Still, the likelihood is that the Republicans will lose politically if there is a shutdown. First, it's clear that many of them want one, whatever their leaders say. Some of them will celebrate it on the floor of the House if it happens. They won't be able to help themselves.

The 80 or so first-year Tea Party types in the House are as eager as college protesters taking over the Ad Building a generation ago. They want to shut the place down as an act of protest against what they regard -- not entirely without reason -- as a runaway, run-amok government.

But you know they are way out there when Rep. Michelle Bachmann -- yes, her -- says shutting down the government would be a bad idea.

And they would be shutting things down in the name of some cuts that it will be easy enough for the president and his Democratic allies to cry havoc about: cuts to the FBI, state and local law enforcement, and the Food and Drug Administration, just to name three.

Nor will the Republicans be operating on favorable political terrain.

To be sure, Obama is not popular: his approval rating is 47 percent in Gallup; his "reelect" against a generic Republican is only 45 percent. People take a dim view of his handling of the economy, and remain gloomy about where the country is headed economically, even if they feel a little better about their own situation.

But the Republicans' approval rating is 47 percent, too, and that of Congress as a whole remains a starkly anemic 25 percent. That doesn't suggest the Republicans are dealing from strength.

More important, even though people say they care about balancing the budget, polls show that they care much more about unemployment and maintaining their government benefits. If the GOP is shutting down the government in the name of fiscal responsibility -- and that will be the claim -- they will have to answer for the immediate disruptive consequences of doing so. It'll be a hard sell. And if a million or more federal workers are suddenly sent home, that looks like more temporary unemployment, no matter who the employer is.

Republicans have decided to make enemies of public employees, but it is hard to demonize them when they have suddenly been told to stay home.

And other consequences will be real.
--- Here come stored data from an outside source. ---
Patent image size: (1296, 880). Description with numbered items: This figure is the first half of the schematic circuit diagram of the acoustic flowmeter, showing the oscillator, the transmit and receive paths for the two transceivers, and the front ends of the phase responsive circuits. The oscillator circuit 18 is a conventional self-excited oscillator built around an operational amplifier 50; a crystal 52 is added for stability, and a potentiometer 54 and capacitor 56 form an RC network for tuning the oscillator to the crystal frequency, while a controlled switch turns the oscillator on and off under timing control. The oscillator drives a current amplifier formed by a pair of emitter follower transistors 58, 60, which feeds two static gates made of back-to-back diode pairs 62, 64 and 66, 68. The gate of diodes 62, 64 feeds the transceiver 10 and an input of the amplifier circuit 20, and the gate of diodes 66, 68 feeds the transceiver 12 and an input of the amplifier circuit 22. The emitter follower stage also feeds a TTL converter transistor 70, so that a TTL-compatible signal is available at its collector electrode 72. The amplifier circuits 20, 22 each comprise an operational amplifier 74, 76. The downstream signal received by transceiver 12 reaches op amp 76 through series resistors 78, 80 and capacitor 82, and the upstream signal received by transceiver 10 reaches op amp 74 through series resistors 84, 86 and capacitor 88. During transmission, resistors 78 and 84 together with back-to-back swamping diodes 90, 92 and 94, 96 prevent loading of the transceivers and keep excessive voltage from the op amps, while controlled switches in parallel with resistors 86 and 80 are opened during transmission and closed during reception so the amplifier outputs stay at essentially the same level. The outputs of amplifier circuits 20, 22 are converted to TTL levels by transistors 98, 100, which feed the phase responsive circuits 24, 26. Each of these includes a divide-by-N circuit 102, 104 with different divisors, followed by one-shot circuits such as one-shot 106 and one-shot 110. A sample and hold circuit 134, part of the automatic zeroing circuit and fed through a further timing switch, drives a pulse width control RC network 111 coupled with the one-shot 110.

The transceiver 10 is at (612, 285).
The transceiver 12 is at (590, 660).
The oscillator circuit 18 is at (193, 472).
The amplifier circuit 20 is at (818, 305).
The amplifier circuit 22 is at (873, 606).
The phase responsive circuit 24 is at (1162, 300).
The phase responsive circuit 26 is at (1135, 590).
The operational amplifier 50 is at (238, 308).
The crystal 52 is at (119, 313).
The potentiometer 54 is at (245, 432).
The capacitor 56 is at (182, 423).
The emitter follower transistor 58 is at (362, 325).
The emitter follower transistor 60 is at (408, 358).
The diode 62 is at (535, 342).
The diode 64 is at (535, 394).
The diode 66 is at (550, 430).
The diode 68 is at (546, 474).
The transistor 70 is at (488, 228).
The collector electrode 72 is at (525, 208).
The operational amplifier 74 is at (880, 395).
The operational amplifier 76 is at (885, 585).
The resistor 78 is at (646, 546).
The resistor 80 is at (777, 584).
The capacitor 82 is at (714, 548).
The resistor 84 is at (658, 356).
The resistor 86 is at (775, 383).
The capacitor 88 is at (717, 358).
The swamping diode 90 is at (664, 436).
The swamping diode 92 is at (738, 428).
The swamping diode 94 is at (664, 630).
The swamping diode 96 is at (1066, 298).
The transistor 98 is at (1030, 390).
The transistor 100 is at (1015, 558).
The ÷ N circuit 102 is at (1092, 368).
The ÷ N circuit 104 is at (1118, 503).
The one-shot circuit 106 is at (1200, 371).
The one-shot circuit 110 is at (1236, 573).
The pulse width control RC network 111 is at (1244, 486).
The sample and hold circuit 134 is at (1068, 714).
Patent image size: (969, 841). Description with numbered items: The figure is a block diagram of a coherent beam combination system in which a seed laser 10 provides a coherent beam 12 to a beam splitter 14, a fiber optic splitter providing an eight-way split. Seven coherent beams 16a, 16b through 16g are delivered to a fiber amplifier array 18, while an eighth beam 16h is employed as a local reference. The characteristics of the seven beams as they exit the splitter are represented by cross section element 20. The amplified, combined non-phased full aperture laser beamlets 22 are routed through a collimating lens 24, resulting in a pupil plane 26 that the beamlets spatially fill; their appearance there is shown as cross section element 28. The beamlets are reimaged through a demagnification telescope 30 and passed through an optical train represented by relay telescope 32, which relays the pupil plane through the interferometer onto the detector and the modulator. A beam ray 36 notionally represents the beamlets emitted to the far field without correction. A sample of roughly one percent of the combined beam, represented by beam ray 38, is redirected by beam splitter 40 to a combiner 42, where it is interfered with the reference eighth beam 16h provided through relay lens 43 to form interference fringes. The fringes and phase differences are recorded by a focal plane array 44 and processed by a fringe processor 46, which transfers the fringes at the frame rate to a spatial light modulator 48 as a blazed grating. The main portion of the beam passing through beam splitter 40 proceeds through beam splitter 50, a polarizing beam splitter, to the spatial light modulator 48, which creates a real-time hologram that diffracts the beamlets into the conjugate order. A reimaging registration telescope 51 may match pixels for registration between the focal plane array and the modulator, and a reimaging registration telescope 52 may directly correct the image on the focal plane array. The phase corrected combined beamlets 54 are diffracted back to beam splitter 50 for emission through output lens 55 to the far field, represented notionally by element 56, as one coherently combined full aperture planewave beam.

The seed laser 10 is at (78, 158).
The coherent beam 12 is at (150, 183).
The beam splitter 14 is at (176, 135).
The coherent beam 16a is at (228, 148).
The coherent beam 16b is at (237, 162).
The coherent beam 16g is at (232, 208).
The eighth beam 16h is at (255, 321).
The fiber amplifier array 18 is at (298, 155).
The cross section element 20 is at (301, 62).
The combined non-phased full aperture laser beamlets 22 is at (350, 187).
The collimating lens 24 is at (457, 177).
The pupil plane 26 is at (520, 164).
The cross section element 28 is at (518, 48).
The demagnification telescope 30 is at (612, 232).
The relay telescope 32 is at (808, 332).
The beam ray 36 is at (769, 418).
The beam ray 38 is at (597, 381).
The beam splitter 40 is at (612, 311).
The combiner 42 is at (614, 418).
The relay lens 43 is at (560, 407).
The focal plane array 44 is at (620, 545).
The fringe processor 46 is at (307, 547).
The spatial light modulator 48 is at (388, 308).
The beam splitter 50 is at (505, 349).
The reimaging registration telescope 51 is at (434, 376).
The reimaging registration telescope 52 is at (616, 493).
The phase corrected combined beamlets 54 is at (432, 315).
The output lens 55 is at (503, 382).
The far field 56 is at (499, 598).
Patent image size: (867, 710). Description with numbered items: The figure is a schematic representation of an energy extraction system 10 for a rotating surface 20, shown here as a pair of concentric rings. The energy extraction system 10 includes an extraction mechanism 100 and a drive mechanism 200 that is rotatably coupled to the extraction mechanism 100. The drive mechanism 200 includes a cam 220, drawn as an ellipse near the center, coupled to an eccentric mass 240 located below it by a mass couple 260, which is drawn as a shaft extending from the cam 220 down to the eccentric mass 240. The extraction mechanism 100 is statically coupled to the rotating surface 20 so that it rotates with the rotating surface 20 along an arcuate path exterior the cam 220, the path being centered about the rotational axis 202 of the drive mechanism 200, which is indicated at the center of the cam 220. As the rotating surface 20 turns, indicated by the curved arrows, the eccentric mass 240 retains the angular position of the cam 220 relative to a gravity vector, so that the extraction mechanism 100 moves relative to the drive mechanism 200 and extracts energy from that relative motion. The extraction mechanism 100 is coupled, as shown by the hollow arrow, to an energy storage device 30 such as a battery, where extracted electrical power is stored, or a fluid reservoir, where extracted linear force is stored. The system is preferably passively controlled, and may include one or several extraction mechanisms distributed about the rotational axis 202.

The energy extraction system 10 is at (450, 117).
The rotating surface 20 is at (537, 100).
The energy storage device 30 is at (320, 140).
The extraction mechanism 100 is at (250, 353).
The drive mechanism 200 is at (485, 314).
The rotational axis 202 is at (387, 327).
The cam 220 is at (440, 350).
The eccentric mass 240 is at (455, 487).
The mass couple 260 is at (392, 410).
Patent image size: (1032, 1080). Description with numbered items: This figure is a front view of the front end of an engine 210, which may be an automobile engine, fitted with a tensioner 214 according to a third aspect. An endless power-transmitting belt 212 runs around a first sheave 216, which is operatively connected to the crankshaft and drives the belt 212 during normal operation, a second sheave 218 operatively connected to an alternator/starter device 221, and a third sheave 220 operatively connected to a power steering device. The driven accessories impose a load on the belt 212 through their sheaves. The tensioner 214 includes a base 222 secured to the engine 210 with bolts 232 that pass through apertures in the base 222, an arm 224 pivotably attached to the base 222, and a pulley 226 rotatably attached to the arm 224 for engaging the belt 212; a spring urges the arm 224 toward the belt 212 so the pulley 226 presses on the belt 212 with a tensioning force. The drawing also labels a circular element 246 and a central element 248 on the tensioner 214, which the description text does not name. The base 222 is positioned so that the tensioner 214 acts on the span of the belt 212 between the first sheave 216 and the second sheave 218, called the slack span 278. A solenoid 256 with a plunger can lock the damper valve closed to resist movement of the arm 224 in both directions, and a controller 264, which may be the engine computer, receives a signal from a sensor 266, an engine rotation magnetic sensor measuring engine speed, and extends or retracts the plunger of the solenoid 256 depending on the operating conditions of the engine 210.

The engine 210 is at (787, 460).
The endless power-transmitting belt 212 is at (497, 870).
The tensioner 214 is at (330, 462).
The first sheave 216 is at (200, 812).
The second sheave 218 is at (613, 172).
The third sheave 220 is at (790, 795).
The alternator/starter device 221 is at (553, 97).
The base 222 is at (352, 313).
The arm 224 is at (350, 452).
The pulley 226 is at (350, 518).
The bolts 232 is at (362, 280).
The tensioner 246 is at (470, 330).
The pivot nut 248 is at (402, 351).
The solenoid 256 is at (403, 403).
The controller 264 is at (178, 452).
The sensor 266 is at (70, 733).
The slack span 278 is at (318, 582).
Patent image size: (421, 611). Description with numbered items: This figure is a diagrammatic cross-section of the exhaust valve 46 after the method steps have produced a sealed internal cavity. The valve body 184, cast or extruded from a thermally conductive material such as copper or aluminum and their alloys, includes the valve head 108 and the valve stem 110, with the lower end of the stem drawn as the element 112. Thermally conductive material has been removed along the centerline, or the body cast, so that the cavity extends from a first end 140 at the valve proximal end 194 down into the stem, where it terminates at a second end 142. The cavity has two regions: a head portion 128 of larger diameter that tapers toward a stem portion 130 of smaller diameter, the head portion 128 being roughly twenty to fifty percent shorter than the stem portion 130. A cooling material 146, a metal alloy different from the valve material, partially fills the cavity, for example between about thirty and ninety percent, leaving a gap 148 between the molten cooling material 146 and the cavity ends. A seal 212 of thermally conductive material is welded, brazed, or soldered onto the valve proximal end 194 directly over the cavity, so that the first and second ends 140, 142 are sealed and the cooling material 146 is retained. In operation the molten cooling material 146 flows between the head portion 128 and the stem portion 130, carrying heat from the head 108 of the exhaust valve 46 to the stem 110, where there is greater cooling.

Forget the hyperbole and focus on the one thing that matters most: Social Security. The last time there was a shutdown, in 1995, the distribution of checks was disrupted. This time, there are more people involved and fewer of them will have to wait for the mail before voicing their displeasure.

Some 60 million Americans now receive Social Security payments of one kind or another. According to the Social Security Administration, some 80 percent of them receive their money in the form of a direct deposit. And keep in mind that, in 2008, voters 65 and older went heavily Republican, voting by a 52-to-44 margin for Sen. John McCain over then-Sen. Barack Obama. Does the GOP really want to risk its rep with one of its own constituencies?

The first wave of Social Security deposits after a shutdown -- to about 12-15 million people -- is scheduled to go out on March 10.

That's the date when the plane really does crash.